Voices of the Global South Need to Be Heard
Indian Prime Minister Narendra Modi hosted a two-day virtual “Voices of the Global South” summit Jan. 12-13, attended by 10 heads of state and government and 120 ministers and high-ranking officials from developing nations, to discuss the priorities that India intends to address during its presidency of the G20. The unmistakable message was that the old order is fading away and developing nations must play a vital role in shaping the new order that has already begun to emerge.
External Affairs Minister Subrahmanyam Jaishankar explained to participants that the summit had been organized as a platform in which developing nations can express their concerns and priorities. “We see clearly that the key concerns of the developing world are not being captured in its [the G20’s] debates and discussions…. The search for solutions does not give due weight to the needs and aspirations of the Global South. We therefore wanted to ensure that India’s G20 presidency gathers that voice, the perspectives, the priorities of the Global South and articulates that clearly in its debates.”
PM Modi, in an undisguised reference to the British Empire, recalled that “in the last century, we supported each other in our fight against foreign rule. We can do it again in this century to create a new world order that will ensure the welfare of our citizens.”
China-Africa Cooperation on the Rise. His first trip abroad in 2023 took China’s new Foreign Minister Qin Gang to five African nations, from Jan. 10 to 16: Ethiopia, Gabon, Angola, Benin and Egypt. He also held meetings with the head of the African Union in Addis Ababa and with the head of the Arab League at their headquarters in Cairo.

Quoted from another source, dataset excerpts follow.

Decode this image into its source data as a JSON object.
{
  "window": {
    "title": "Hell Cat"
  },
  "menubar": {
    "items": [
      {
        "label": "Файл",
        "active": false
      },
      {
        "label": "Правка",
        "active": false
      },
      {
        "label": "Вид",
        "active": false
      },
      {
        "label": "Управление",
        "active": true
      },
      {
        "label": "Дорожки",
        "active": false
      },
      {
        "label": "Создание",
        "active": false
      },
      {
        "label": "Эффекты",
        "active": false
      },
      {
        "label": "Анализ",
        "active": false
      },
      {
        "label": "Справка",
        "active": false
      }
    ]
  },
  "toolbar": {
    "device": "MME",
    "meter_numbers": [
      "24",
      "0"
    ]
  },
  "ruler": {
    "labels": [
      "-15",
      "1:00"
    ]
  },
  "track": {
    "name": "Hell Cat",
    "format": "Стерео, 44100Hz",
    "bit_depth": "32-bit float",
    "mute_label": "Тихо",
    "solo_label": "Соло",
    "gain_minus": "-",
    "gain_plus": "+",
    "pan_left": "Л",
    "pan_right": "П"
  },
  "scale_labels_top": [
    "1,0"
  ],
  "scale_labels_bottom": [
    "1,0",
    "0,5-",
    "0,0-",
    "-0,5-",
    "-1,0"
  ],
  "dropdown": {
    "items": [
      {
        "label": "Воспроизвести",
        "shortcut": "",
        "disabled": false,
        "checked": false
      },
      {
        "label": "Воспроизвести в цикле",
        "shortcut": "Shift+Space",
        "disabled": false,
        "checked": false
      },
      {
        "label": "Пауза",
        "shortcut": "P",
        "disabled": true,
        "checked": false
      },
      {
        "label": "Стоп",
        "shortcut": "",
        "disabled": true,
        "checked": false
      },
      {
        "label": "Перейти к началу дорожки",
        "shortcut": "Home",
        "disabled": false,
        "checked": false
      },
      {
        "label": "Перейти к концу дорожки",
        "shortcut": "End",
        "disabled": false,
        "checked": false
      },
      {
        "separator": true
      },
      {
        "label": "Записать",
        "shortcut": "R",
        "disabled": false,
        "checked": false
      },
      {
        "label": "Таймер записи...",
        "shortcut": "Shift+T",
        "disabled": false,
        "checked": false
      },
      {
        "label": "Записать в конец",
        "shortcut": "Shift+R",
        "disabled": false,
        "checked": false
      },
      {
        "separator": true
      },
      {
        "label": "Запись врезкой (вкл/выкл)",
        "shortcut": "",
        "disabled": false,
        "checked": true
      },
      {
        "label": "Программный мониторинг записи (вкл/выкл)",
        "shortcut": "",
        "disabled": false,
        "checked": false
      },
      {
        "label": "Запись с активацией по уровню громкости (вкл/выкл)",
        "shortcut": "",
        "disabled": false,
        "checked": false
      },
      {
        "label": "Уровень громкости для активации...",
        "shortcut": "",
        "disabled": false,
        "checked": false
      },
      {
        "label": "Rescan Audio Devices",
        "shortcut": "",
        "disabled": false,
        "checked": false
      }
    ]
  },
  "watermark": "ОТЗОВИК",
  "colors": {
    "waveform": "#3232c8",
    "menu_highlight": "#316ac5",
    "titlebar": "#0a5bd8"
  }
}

A highlight of the trip was the ceremony inaugurating the newly completed African Center for Disease Control and Prevention (CDC), built by the China Civil Engineering Construction Co., which will be wholly run and managed by the African Union (AU). Like the AU Conference Center, it is a landmark of China-Africa cooperation. In his remarks, Qin said that “today, our world, our times and history are changing in ways like never before. The collective rise of developing countries is irreversible.” China and Africa, he continued, should “oppose hegemony, bullying, highhandedness and racial discrimination, and jointly safeguard true multilateralism and promote greater democracy in international relations”.
Moreover, Qin Gang debunked the narrative that China has sunk African nations into a “debt trap,” noting that three-quarters of Africa’s debt is held by multilateral organizations.